TRANSFORMING HEALTH — With nearly 5,000 Pennsylvanians in the hospital with COVID-19, intensive care units are full in some parts of the state. The long-feared milestone comes on a day with more than 11,000 new COVID-19 cases.
At Geisinger hospitals in places like Lewistown and Danville, doctors and nurses are adapting by treating some patients in emergency rooms and other areas of the hospital, said Chief Medical Officer Dr. Jerry Maloney.
The supply of medical/surgical beds is also limited, Maloney said. “So our capacity in some of the hospitals approaches 100 percent and occasionally exceeds 100 percent.”
Geisinger hospitals serving rural communities in places like Lewistown and Danville have lower ICU capacity than some more populated areas—but some of these counties are among those with the highest rates of positive tests. Mifflin County, which includes Lewistown, has the the second-highest COVID-19 positive test rate in the state: 23 percent. The positivity rate statewide is about 12 percent.

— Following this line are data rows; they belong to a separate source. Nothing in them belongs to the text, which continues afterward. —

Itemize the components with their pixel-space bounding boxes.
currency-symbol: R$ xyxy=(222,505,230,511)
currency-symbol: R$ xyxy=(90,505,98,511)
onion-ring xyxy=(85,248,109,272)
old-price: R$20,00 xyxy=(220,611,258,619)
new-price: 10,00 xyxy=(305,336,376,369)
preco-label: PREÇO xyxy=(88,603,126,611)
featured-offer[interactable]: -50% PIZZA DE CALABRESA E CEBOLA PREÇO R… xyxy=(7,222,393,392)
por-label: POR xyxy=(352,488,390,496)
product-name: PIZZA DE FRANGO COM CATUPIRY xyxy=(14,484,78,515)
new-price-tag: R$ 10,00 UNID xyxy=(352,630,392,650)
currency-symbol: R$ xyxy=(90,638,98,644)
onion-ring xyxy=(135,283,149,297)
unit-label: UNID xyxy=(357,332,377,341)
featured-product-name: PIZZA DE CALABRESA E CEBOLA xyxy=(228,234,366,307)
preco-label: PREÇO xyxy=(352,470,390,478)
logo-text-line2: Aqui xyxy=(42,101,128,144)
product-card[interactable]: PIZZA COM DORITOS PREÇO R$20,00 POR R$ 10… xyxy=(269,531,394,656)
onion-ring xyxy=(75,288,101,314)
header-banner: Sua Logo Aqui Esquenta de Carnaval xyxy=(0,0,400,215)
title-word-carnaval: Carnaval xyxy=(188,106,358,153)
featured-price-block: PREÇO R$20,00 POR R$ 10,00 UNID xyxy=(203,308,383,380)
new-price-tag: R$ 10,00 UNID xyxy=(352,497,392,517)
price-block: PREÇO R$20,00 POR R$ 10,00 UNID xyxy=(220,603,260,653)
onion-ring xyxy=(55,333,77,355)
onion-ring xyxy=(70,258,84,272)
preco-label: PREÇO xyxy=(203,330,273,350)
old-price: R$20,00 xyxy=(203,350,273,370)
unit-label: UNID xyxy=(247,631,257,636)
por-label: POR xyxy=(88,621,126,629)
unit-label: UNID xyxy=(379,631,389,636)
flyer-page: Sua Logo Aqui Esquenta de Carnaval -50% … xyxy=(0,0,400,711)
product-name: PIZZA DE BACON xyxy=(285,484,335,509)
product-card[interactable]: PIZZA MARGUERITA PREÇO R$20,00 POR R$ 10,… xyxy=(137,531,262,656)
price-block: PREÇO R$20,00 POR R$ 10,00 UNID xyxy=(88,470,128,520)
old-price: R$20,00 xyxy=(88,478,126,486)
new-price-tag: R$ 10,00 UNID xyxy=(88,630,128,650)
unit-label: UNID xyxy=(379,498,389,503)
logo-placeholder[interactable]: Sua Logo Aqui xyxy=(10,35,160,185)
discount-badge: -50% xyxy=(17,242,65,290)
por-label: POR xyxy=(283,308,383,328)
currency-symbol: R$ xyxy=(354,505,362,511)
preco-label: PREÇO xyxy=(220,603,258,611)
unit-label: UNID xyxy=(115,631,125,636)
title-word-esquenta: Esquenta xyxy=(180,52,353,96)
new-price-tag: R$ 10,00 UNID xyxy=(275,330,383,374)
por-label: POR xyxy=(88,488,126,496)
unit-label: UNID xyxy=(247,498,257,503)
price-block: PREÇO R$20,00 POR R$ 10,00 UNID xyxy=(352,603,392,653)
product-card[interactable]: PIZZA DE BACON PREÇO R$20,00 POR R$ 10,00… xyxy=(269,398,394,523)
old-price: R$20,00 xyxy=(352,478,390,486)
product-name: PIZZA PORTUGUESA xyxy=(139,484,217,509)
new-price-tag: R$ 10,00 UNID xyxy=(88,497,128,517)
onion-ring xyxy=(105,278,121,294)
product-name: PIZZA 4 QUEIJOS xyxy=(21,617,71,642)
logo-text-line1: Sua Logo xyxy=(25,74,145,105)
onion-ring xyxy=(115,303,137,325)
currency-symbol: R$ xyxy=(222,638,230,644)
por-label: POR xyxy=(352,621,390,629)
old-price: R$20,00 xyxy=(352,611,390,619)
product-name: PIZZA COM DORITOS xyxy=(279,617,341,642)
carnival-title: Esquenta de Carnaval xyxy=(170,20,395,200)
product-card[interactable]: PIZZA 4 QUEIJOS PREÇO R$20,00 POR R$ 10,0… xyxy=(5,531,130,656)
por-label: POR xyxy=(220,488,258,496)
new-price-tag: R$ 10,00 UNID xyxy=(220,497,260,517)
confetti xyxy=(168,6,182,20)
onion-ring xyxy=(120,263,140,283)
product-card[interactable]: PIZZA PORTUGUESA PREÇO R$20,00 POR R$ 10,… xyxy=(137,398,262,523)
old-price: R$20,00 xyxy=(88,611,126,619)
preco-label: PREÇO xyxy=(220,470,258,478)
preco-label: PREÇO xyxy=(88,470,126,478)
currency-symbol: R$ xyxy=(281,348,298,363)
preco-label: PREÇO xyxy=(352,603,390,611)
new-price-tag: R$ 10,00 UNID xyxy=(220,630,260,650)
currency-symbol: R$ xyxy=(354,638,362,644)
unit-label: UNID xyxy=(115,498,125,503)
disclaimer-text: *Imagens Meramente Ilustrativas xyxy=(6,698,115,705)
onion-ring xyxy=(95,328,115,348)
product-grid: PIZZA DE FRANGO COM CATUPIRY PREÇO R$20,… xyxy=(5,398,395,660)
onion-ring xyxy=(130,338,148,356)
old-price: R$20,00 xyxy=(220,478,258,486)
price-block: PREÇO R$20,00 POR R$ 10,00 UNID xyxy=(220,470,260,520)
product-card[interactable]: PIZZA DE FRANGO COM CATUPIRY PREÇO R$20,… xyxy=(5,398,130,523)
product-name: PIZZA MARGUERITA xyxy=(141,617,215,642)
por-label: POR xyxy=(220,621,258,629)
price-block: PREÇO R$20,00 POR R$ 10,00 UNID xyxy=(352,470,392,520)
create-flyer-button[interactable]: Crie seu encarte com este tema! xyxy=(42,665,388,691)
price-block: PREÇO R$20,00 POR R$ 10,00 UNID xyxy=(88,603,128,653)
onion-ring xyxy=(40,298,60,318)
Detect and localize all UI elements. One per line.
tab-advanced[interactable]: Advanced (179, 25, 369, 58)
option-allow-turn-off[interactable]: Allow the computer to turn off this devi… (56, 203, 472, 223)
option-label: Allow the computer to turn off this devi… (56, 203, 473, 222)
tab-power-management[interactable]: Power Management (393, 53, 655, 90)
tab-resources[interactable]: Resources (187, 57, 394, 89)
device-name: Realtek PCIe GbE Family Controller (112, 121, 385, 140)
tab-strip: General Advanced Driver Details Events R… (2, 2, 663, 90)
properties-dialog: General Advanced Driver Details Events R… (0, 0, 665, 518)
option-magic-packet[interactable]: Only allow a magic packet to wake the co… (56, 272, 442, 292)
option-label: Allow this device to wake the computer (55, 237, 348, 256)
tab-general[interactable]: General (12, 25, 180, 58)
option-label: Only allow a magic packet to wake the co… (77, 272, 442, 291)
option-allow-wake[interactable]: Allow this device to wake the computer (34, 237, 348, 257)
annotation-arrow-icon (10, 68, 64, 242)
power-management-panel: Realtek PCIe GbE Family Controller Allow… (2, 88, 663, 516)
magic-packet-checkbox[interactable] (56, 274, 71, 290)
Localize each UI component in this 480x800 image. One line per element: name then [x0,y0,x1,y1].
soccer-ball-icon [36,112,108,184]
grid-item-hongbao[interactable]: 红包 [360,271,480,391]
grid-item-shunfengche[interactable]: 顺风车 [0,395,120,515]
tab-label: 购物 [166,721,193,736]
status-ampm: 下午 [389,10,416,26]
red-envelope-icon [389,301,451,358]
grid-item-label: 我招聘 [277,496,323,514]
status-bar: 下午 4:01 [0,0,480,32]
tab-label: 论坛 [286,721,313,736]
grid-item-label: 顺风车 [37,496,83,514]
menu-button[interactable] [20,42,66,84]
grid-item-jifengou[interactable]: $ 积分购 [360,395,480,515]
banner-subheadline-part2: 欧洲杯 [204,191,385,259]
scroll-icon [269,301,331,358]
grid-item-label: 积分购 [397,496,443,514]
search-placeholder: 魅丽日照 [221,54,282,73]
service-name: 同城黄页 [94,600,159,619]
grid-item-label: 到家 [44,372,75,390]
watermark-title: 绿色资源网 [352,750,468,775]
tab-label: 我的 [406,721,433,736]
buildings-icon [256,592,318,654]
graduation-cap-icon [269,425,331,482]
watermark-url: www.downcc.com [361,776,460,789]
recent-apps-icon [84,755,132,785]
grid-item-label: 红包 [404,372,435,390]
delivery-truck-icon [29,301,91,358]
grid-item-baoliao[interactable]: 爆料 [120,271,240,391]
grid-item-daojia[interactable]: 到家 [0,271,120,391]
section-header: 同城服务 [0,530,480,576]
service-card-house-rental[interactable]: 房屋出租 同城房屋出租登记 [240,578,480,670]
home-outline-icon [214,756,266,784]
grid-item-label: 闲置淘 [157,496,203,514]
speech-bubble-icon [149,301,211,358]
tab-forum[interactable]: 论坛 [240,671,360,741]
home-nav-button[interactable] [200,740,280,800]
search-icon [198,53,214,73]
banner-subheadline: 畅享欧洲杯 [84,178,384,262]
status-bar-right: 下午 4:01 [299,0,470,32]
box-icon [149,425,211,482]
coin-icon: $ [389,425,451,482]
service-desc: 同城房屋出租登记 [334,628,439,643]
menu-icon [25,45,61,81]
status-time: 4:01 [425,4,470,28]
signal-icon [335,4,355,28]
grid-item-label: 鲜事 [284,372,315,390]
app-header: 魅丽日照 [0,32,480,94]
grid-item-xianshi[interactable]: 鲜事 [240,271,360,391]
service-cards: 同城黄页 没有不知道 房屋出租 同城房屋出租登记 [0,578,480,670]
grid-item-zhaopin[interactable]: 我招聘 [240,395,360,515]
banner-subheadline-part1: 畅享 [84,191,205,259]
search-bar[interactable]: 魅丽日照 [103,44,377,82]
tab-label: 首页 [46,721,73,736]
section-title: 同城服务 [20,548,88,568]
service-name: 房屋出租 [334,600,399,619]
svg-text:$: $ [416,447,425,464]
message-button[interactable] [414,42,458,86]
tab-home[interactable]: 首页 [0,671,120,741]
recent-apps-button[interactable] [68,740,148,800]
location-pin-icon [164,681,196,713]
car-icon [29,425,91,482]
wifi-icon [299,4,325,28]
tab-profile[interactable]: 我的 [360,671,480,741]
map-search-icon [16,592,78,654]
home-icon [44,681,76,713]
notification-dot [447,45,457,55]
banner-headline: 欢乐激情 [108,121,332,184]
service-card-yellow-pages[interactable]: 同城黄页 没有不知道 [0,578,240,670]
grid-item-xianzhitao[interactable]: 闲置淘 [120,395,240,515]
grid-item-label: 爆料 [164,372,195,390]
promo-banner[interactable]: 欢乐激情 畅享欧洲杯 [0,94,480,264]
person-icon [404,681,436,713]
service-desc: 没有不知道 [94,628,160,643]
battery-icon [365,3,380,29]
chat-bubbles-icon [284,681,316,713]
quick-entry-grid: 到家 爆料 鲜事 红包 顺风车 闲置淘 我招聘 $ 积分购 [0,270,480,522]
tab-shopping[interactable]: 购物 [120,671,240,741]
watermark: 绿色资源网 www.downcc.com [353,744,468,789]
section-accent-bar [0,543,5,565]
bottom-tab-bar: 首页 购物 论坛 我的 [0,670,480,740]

Doctors and critical care nurses are available to make sure people get the level of treatment they need, Maloney said. However, health care workers are exhausted from long shifts and filling in for colleagues who are quarantined at home.
“It’s an extremely stressful job, and each staff member goes home exhausted knowing that they’re going to come in tomorrow to what may be a worse situation than what they left today.”